Die freistehenden, silhouettierten Zeichnungen sind jeweils auf eine Doppelseite platziert. Sie erzählen die Geschichte thematisch aus einem anderen Blickwinkel als der Textteil, zu dem sie sich komplementär verhalten. Van Haeringens Illustrationen gehen ausschließlich auf die Krankheit des Vaters ein. So wie der Textteil das wiedergibt, was in Polle vorgeht, so erzählen die Illustrationen, wie der Vater seine Krankheit erlebt hat.
Polle hat früher mit seinem Vater sehr gerne „Stratego“ gespielt. Dieses Spiel nimmt Annemarie van Haeringen als Ausgangslage für ihre Illustrationen. Auf dem Innendeckel des Buches wird man von blau uniformierten Soldaten, die in Reih und Glied stehen, begrüßt. Am Ende der Soldatenreihe sind noch die für das Spiel „Stratego“ wichtigen sechs Bomben zu sehen. Das gleiche Bild finden wir auch auf dem hinteren Innendeckel des Buches wieder. Allerdings sind hier die Soldaten rot uniformiert, und die sechste Bombe ist durch den Sensenmann ersetzt.
Dieser Rahmen der beiden verfeindeten Soldatengruppen wird im Verlauf des Buches ausgearbeitet. Die beiden Soldatengruppen geben auf abstrakte Weise den Kampf des Vaters (blaue Soldaten) gegen die Krankheit (rote Soldaten) wieder. Ein weiterer, besonderer Aspekt, der das Thema präsent werden lässt, ist die Reduzierung auf zwei Farben – Leben oder Tod.
Das Zusammenspiel von Bild und Text funktioniert in diesem Buch auf eine besondere Weise, wobei Text und Bild sich des Themas auf verschiedenen (Abstraktions-)Ebenen annehmen.
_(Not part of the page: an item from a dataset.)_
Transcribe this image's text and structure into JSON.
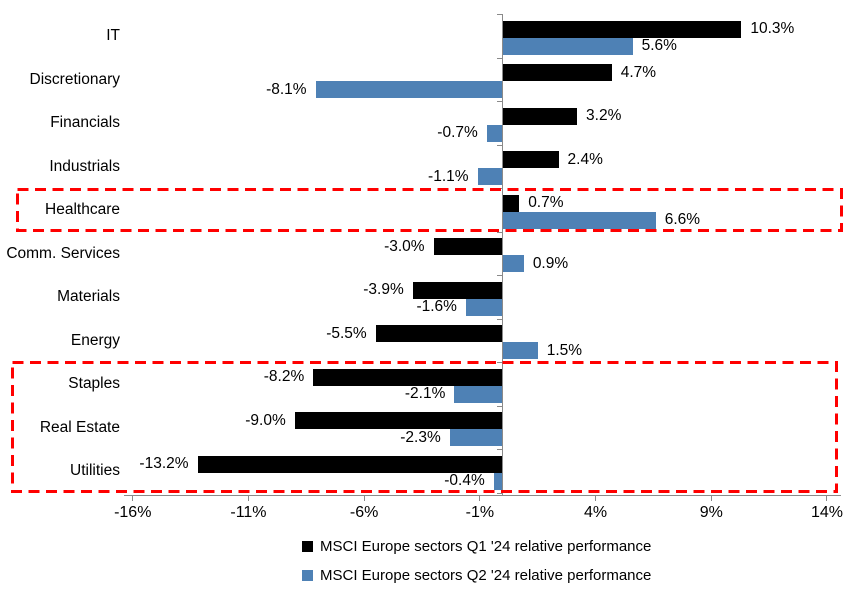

Während Polles innerer Monolog den Krankheitsverlauf und das Sterben des Vaters, die Reaktionen der Familie auf den Tod, das Abschiednehmen und die Kremierungsvorbereitungen auf eine in diesem Kontext bemerkenswert realistische Weise zum Ausdruck bringt, visualisieren die Illustrationen den Krankheitsverlauf des Vaters auf einer abstrakten, für Kinder gleichwohl eingängigen Verstehensebene. Dieser abstrahierende Zugang über die Zeichnungen mildert die mitunter fast schon schmerzhafte Realität des Textes ab und schafft dem Leser Entlastung.
„Papa, hörst du mich?“ veranschaulicht auf einzigartig rührende, traurige und vor allem glaubhafte Art und Weise die Gedankengänge eines Kindes, das versucht, den Tod des Vaters zu verstehen. Bos und van Haeringen ist ein sehr empfehlenswertes Buch gelungen, das eine realistische Geschichte vom Sterben erzählt, aber es trotzdem schafft, die harte Konfrontation mit dem Thema durch die Illustrationen auf eine weitere, für Kinder verständliche Ebene herunterzubrechen.